Для этого избран толковый офицер, Болховитинов, который, кроме письменного донесения, должен был на словах рассказать все дело...
...Два раза переменив лошадей и в полтора часа проскакав тридцать верст по грязной, вязкой дороге, Болховитипов во втором часу ночи был в Леташовке. Слезши у избы, на плетневом заборе которой была вывеска: "Главный штаб", и бросив лошадь, он вошел в темные сени.
- Дежурного генерала скорее! Очень важное!- проговорил он кому-то..."
"...Кутузов, как и все старые люди, мало спал по ночам. Он днем часто и неожиданно задремывал;
Но ночью он, лежа нераздетый на своей постеле, большею частию не спал и думал.
Так он лежал и теперь на своей кровати, облокотив тяжелую, большую, изуродованную голову на пухлую руку, и думал, открытым одним глазом присматриваясь к темноте...
...погибель французов, предвиденная им одним, было его душевное, единственное желание. В ночь 11 октября он лежал, облокотившись на руку, и думал об этом.
В соседней комнате зашевелилось и послышались шаги Толя, Коновницына и Болховитинова.
- Эй, кто там? Войдите, войди! Что новенького?- окликнул их фельдмаршал.
Пока лакей зажигал свечку, Толь рассказывал содержание известий.
- Кто привез?- спросил Кутузов с лицом, поразившим Толя, когда загорелась свеча, своею холодной строгостью.
- Не может быть сомнения, ваша светлость.
- Позови, позови его сюда!..
- Скажи, скажи, дружок,- сказал он Болхови-тинову своим тихим, старческим голосом, закрывая распахнувшуюся на груди рубашку.- Подойди, подойди поближе. Какие ты привез мне весточки? А? Наполеон из Москвы ушел? Воистину так? А?
Болховитинов подробно доносил сначала все то, что ему было приказано.
- Говори, говори скорее, не томи душу,- перебил его Кутузов.
Болховитинов рассказал все и замолчал, ожидая приказания. Толь начал было говорить что-то, но Кутузов перебил его. Он хотел сказать что-то, но вдруг лицо его сщурилось, сморщилось; он, махнув рукой на Толя, повернулся в противную сторону, к красному углу избы, черневшему от образов.
- Господи, создатель мой! Внял ты молитве нашей...- дрожащим голосом сказал он, сложив руки.- Спасена Россия. Благодарю тебя, господи!- И он заплакал".
* * *
Толстой передал нам ночные мысли Кутузова и перенес на страницы "Войны и мира" его незабываемые слова. Как же познакомился великий писатель с записками Волховского, сохранившего в своей памяти эту историческую сцену?

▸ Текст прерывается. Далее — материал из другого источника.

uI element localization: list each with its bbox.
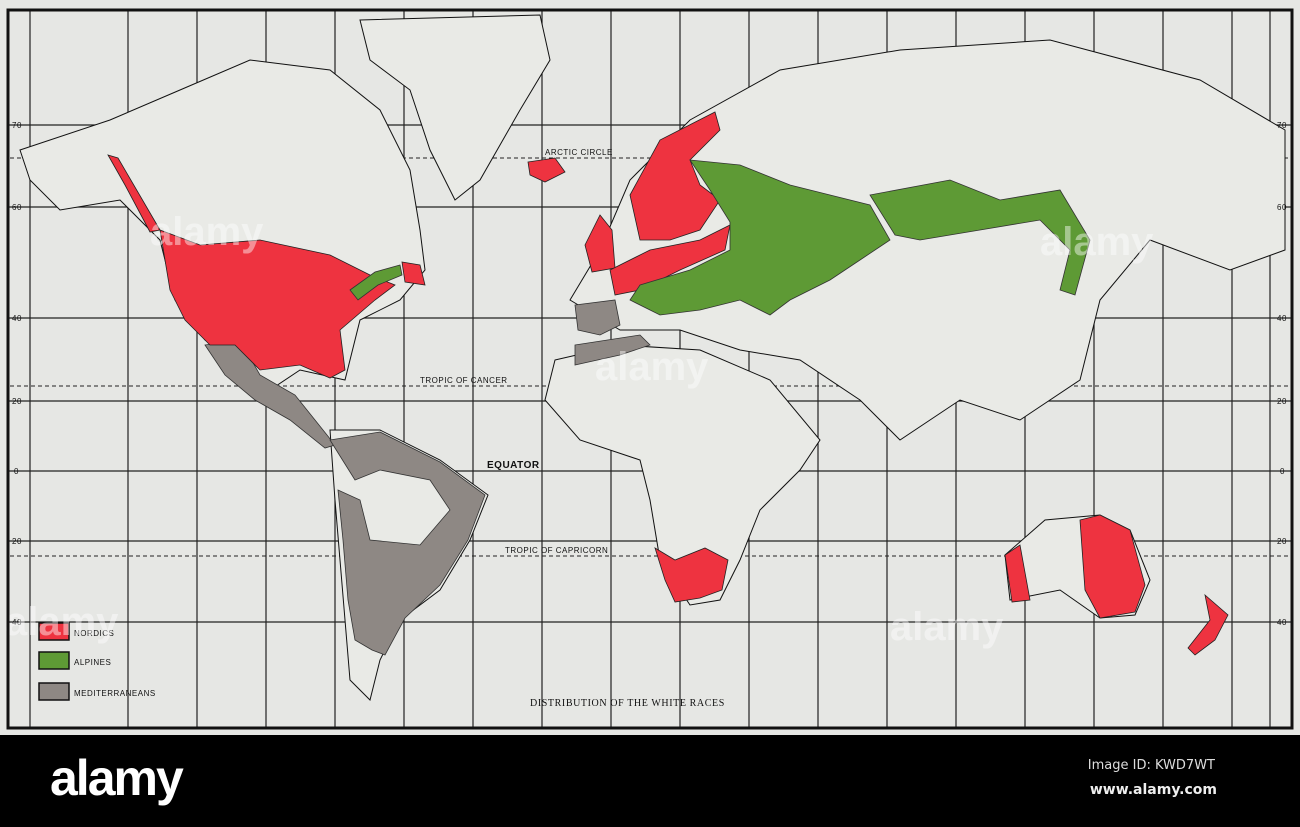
watermark: alamy: [1040, 220, 1154, 264]
alamy-logo: alamy: [50, 750, 184, 806]
scandinavia: [629, 111, 721, 241]
nordics-regions: [107, 111, 1229, 656]
watermark: alamy: [595, 345, 709, 389]
lat-label-40-left: 40: [12, 314, 22, 323]
lat-label-20-right: 20: [1277, 397, 1287, 406]
lat-label-0-right: 0: [1280, 467, 1285, 476]
latitude-labels: 70 60 40 20 0 20 40 70 60 40 20 0 20 40: [12, 121, 1287, 627]
africa: [544, 344, 821, 606]
watermark: alamy: [890, 605, 1004, 649]
british-isles: [584, 214, 616, 273]
alpines-regions: [349, 159, 1091, 316]
watermark: alamy: [5, 600, 119, 644]
reference-line-labels: ARCTIC CIRCLE TROPIC OF CANCER EQUATOR T…: [420, 148, 613, 555]
tropic-of-capricorn-label: TROPIC OF CAPRICORN: [505, 546, 608, 555]
footer-bar: alamy Image ID: KWD7WT www.alamy.com: [0, 735, 1300, 827]
lat-label-40-right: 40: [1277, 314, 1287, 323]
labrador-strip: [349, 264, 403, 301]
map-title: DISTRIBUTION OF THE WHITE RACES: [530, 698, 725, 709]
alaska-coast: [107, 154, 161, 233]
watermarks: alamy alamy alamy alamy alamy: [5, 210, 1154, 649]
greenland: [359, 14, 551, 201]
legend: NORDICS ALPINES MEDITERRANEANS: [38, 622, 156, 701]
lat-label-70-right: 70: [1277, 121, 1287, 130]
lat-label-60-right: 60: [1277, 203, 1287, 212]
south-america-region: [329, 431, 486, 656]
legend-swatch-nordics: [38, 622, 70, 641]
lat-label-60-left: 60: [12, 203, 22, 212]
lat-label-20s-right: 20: [1277, 537, 1287, 546]
site-url: www.alamy.com: [1089, 782, 1217, 798]
legend-swatch-mediterraneans: [38, 682, 70, 701]
australia-region: [1004, 514, 1146, 619]
iceland: [527, 157, 566, 183]
central-europe-russia: [629, 159, 891, 316]
map-svg: 70 60 40 20 0 20 40 70 60 40 20 0 20 40 …: [5, 8, 1294, 730]
usa-canada-region: [159, 229, 396, 379]
lat-label-40s-left: 40: [12, 618, 22, 627]
legend-swatch-alpines: [38, 651, 70, 670]
eurasia: [569, 39, 1286, 441]
arctic-circle-label: ARCTIC CIRCLE: [545, 148, 613, 157]
lat-label-20s-left: 20: [12, 537, 22, 546]
map-frame: [6, 8, 1294, 730]
legend-label-mediterraneans: MEDITERRANEANS: [74, 689, 156, 698]
world-map: 70 60 40 20 0 20 40 70 60 40 20 0 20 40 …: [0, 0, 1300, 735]
iberia-north-africa: [574, 299, 651, 366]
north-europe: [609, 224, 731, 296]
lat-label-0-left: 0: [14, 467, 19, 476]
new-zealand: [1187, 593, 1229, 656]
tropic-of-cancer-label: TROPIC OF CANCER: [420, 376, 508, 385]
legend-label-nordics: NORDICS: [74, 629, 114, 638]
lat-label-20-left: 20: [12, 397, 22, 406]
siberia-band: [869, 179, 1091, 296]
legend-label-alpines: ALPINES: [74, 658, 111, 667]
lat-label-40s-right: 40: [1277, 618, 1287, 627]
mediterraneans-regions: [204, 299, 651, 656]
lat-label-70-left: 70: [12, 121, 22, 130]
image-id: Image ID: KWD7WT: [1087, 758, 1215, 773]
newfoundland: [401, 261, 426, 286]
watermark: alamy: [150, 210, 264, 254]
equator-label: EQUATOR: [487, 460, 540, 471]
south-africa: [654, 547, 729, 603]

Известно, что, работая над "Войной и миром", Толстой пользовался сочинениями Михайловского-Данилевского, Тьера, Бернгарди и других историков. Изображая прибытие Волховского в Леташовку, предшествующее встрече его с Кутузовым, Толстой воспользовался воспоминаниями Щербинина, адъютанта Коновницына. Здесь нашел Толстой подробности для характеристики Коновницына и рассказ о единственной свече, облепленной тараканами, которую зажег в штабной избе Щербинин. Записки Щербинина оставались в пору работы Толстого неизданными, но ими пользовался в своем труде Бернгарди, откуда, как установлено исследователями, почерпнул эти детали Толстой.

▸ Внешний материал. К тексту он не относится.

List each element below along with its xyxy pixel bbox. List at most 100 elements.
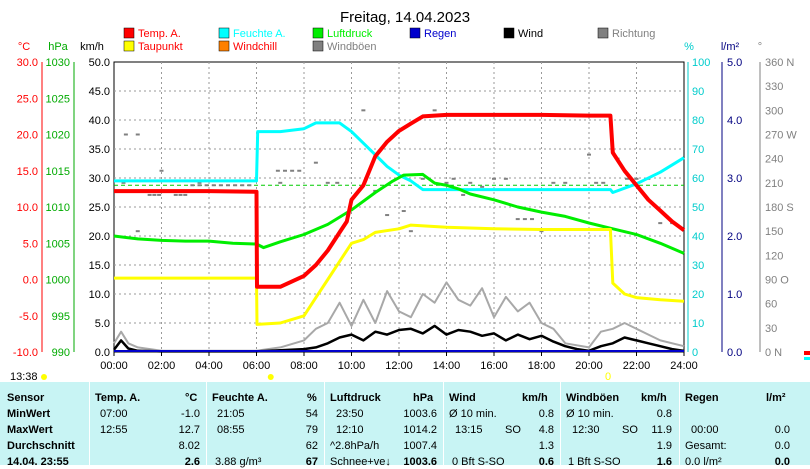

Целый ряд исторических данных Толстой нашел в "Описании Отечественной войны 1812 года" Михайловского-Данилевского. Существует составленный уже полвека назад перечень тех страниц "Войны и мира", где Толстой использовал эту книгу; в перечне этом было кратко указано: "Кутузов получает известие о выступлении из Москвы французской армии". Но не было обращено внимание на то, что Михайловский-Данилевский воспользовался тут записками Волховского, которому суждено было стать одним из героев "Войны и мира".
Из записок Волховского Толстой перенес в свою эпопею слова Кутузова, известные теперь миллионам читателей. Волховской сохранил для потомства эти исторические слова и образ Кутузова - его слезы и радость в минуту, когда он узнал о бегстве Наполеона из Москвы и отступлении "великой армии".